Quadro de Camille Pissarro,1830/1903, França
A Arte não Pode ser Definida
Os jogos de cartas são como os jogos de tabuleiro em alguns
aspetos mas não noutros. Nem todos os jogos são divertidos, e nem sempre há
ganhar e perder, ou competição entre os jogadores. Alguns jogos assemelham-se a
outros em alguns aspetos – isto é tudo. O que encontramos não são propriedades
necessárias e suficientes, mas apenas «uma rede complicada de parecenças que se
cruzam e sobrepõem entre si», de tal modo que podemos dizer que os jogos formam
uma família com parecenças de família e sem qualquer traço comum. Se
perguntarmos o que é um jogo, para responder vamos buscar exemplos de jogos,
descrevemo-los, e acrescentamos o seguinte: «a isto e a coisas parecidas
chama-se um jogo». Isto é tudo o que precisamos de dizer e de facto tudo o que
sabemos acerca de jogos. Saber o que é um jogo não é saber uma definição real
ou uma teoria, mas ser capaz de reconhecer e explicar os jogos e ser capaz de
decidir de entre exemplos novos e imaginários a quais chamaríamos «jogos». O
problema da natureza da arte é como o da natureza dos jogos, pelo menos neste
aspeto: se olharmos realmente para aquilo a que chamamos «arte», também não
iremos encontrar qualquer propriedade comum – apenas cadeias de similaridades.

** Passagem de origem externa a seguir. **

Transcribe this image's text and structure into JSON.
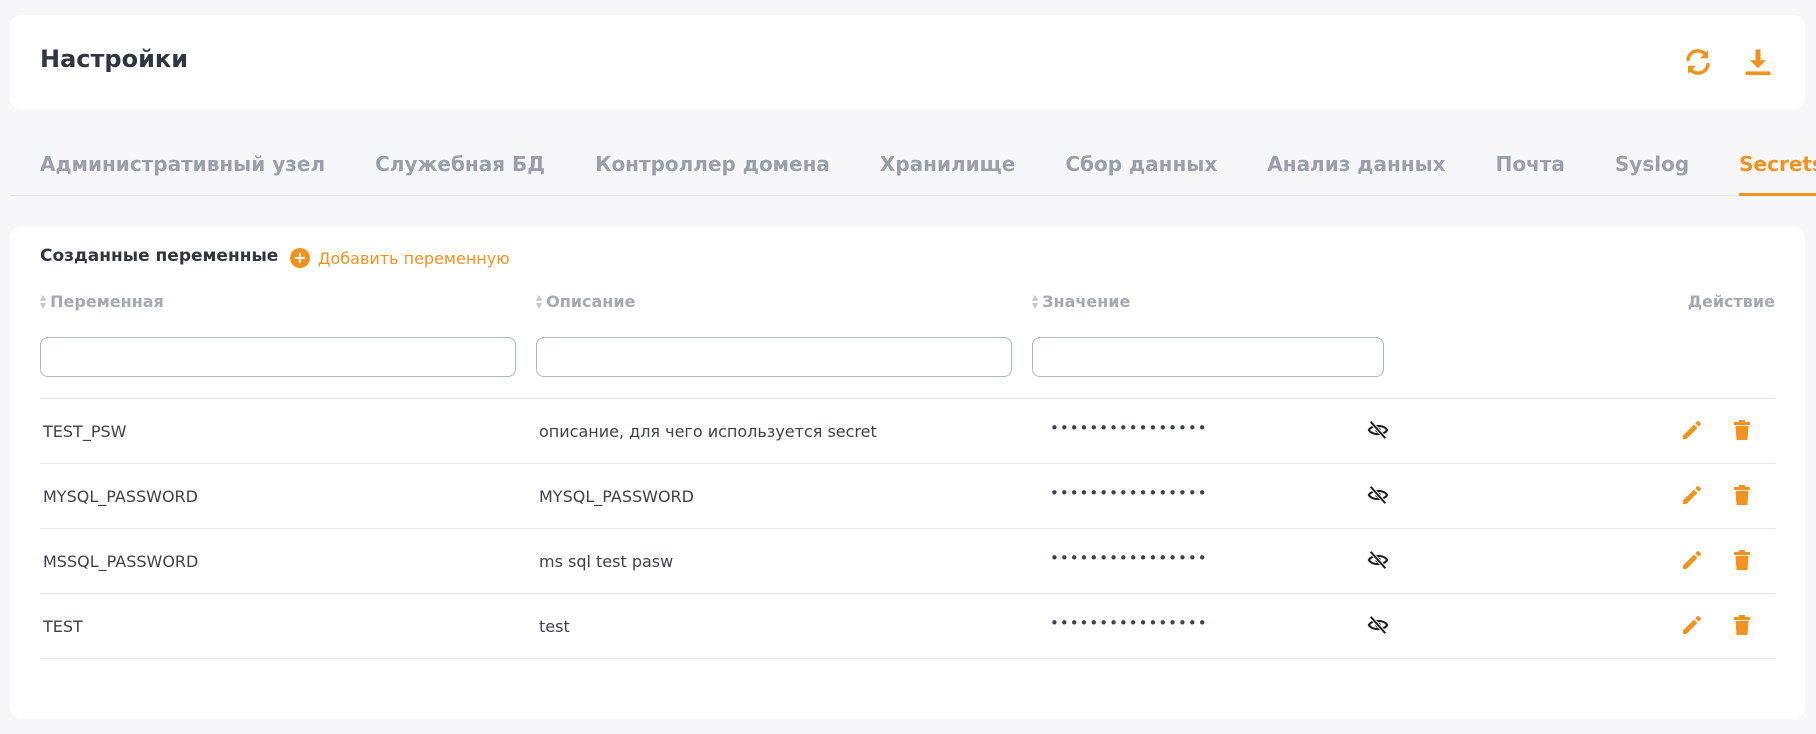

Saber o que é a arte não é apreender uma essência manifesta ou latente mas ser
capaz de reconhecer, descrever e explicar aquelas coisas a que chamamos «arte»
em virtude de certas similaridades. A semelhança básica entre estes conceitos é
a sua estrutura aberta. Ao elucidá-los, pode -se apresentar alguns casos
(paradigmáticos), acerca dos quais não pode existir a mínima dúvida ao serem
descritos como «arte» ou «jogo», mas não é possível fornecer um conjunto
exaustivo de exemplos. Posso fazer uma lista de alguns casos e algumas
condições sob as quais aplico corretamente o conceito de arte, mas não posso
fazer uma lista de todos esses casos e condições pela simples razão que estão
sempre a surgir ou a antever-se condições novas ou imprevisíveis. Um conceito é
aberto se as suas condições de aplicação são reajustáveis e corrigíveis; isto
é, se se pode imaginar ou acontecer uma situação ou um caso que requeresse
algum tipo de decisão da nossa parte de modo ou a alargar o uso do conceito
para abranger o novo caso ou a fechar o conceito inventando um novo para
abranger o novo caso e a sua nova propriedade. Se podemos estabelecer condições
necessárias e suficientes para a aplicação de um conceito, o conceito é
fechado. Mas isto é algo que apenas pode acontecer na lógica e na matemática
onde os conceitos são construídos e completamente definidos. Isto não pode
acontecer com conceitos empiricamente descritivos e normativos, a não ser que
os fechemos arbitrariamente estipulando o alcance dos seus usos. [...]
O próprio conceito de arte é um conceito aberto. Novas
condições (novos casos) surgiram e continuarão certamente a surgir; aparecerão
novas formas de arte, novos movimentos, que irão exigir uma decisão por parte
dos interessados, normalmente críticos de arte profissionais, sobre se o
conceito deve ou não ser alargado. Os estetas podem estabelecer condições de
similaridade, mas nunca condições necessárias e suficientes para a correta
aplicação do conceito. Com o conceito arte, as suas condições de aplicação
nunca podem ser exaustivamente enumeradas, uma vez que novos casos podem sempre
ser considerados ou criados pelos artistas, ou mesmo pela natureza, o que
exigirá uma decisão por parte de alguém em alargar ou fechar o velho conceito
ou em inventar um novo (por exemplo, «Isto não é uma escultura, é um mobile.»)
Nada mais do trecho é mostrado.